In it, big is beautiful and talent and money begets more talent and money. In a word: agglomeration. But I believe that the programme missed a fundamental point about London’s pre-eminence and that this omission offers hope to the UK’s other cities, but only if the political will and conditions are right.
London is an economic bonfire and almost recession-proof because of agglomeration, yes, but its burning core is the vast concentration of power and – directly related, of course – public investment. In a nation as over-centralised as the UK, and more specifically England, it is no surprise that London attracts wealth creators and businesses even in the toughest of times. Business HQs, charities, public organisations have to be based there because that it where national power and money resides.
So London becomes an almost inextinguishable fire.
So one way to ensure that our other cities, or ‘the rest’ in Evan Davies’ vernacular, can compete and succeed is to give real decision-making muscle and the money that goes with it back to Birmingham, Manchester et al. But – and this is the key – not simply as island urban areas but as genuine capitals of their economic hinterlands.

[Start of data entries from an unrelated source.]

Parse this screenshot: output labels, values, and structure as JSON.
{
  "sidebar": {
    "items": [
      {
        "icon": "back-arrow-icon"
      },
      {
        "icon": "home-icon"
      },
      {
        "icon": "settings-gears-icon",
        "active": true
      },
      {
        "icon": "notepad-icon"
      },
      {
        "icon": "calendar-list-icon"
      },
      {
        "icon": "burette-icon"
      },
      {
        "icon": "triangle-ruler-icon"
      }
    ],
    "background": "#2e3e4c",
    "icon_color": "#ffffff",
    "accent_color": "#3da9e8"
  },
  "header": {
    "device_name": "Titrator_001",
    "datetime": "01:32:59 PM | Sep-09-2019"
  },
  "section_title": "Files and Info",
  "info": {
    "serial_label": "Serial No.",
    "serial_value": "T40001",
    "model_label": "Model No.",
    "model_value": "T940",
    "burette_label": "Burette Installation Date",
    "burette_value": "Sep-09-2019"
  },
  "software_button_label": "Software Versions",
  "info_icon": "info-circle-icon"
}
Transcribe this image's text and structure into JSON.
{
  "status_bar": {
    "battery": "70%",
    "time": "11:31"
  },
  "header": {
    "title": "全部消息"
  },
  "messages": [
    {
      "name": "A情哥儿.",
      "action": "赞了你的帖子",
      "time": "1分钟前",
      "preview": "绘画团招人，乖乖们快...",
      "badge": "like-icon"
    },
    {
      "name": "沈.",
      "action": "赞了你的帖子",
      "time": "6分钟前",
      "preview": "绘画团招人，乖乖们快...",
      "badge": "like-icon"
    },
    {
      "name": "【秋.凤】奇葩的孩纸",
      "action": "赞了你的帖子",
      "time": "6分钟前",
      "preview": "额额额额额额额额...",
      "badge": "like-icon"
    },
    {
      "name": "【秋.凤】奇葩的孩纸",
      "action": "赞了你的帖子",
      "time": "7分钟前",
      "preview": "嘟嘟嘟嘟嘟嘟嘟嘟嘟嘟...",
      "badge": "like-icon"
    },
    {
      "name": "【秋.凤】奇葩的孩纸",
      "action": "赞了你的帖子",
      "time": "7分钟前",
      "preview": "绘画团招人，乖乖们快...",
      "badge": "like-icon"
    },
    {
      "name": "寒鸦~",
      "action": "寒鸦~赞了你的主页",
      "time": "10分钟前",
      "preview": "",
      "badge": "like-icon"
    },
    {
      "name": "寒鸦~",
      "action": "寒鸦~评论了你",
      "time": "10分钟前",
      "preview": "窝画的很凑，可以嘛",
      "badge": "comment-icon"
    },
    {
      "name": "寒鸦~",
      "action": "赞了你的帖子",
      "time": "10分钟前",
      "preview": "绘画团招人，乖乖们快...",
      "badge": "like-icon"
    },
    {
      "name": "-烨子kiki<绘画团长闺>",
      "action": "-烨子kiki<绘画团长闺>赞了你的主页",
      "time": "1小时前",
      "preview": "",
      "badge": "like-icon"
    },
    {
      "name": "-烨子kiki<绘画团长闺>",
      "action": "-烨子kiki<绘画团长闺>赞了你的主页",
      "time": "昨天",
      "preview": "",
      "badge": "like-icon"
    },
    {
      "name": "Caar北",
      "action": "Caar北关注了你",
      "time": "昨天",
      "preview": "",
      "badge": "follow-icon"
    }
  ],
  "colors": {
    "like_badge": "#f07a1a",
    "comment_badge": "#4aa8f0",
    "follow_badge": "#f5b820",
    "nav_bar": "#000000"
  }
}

Councils, with their narrower geographical and economic focus will not spark the fires of industry where we need them. Local Enterprise Partnerships (LEPs) are in some ways a step in the right direction as vehicles covering ‘natural economic areas’ but lack the infrastructure and spending power really to make a difference. At least yet. In fact, that space seems to cry out for Regional Development Agencies, but let’s not go back to the future…
And what of the lessons for Stoke and cities like it? Although I perhaps should have been horrified and fearful based on Mind The Gap’s rather demeaning portraits of Wigan – new roller disco capital of the UK – and Barnsley, I was actually filled with optimism, but again only if the conditions are right.
Stoke has a very strong Unique Selling Point – ceramics. It is both an increasingly successful modern manufacturing industry but also a repository of heritage, skills and culture that can serve as the fuel for an economic and cultural fire.
Stoke cannot ever be London, or even Manchester. But with the right decision-making powers – and decisions - covering its natural economic sphere of influence then there is huge potential for its smouldering potential to catch light. Only though, if Stoke – and ‘the rest’ generally – is given a fair share of public monies and allowed to invest it as freely as possible.
Imagine a place where transport investment was more equitable – IPPR quotes £2,731 v £201 per person public spending in London and Yorkshire in 2011 – and regional public and private sectors decided that HS2, instead of going to and from London would actually connect the great cities of Manchester, Leeds, Liverpool and Birmingham.
Only that kind of radical thinking and freedom will enable us to create northern and central super-cities of talent and connectivity that can push growth towards London levels.
And Stoke? Well, equally close to the two giant hubs of Manchester and Birmingham with a USP based around ceramics it would have to be a success … if, of course, it is connected. If not, then going by Evan Davies’ theory of connectivity, without an HS2 stop for instance, Stoke might as well hang the “closed for business” sign up now.
Ian McLaughlan is a project manager and business consultant in economic development and also a former councillor and cabinet member on Stoke-on-Trent City Council.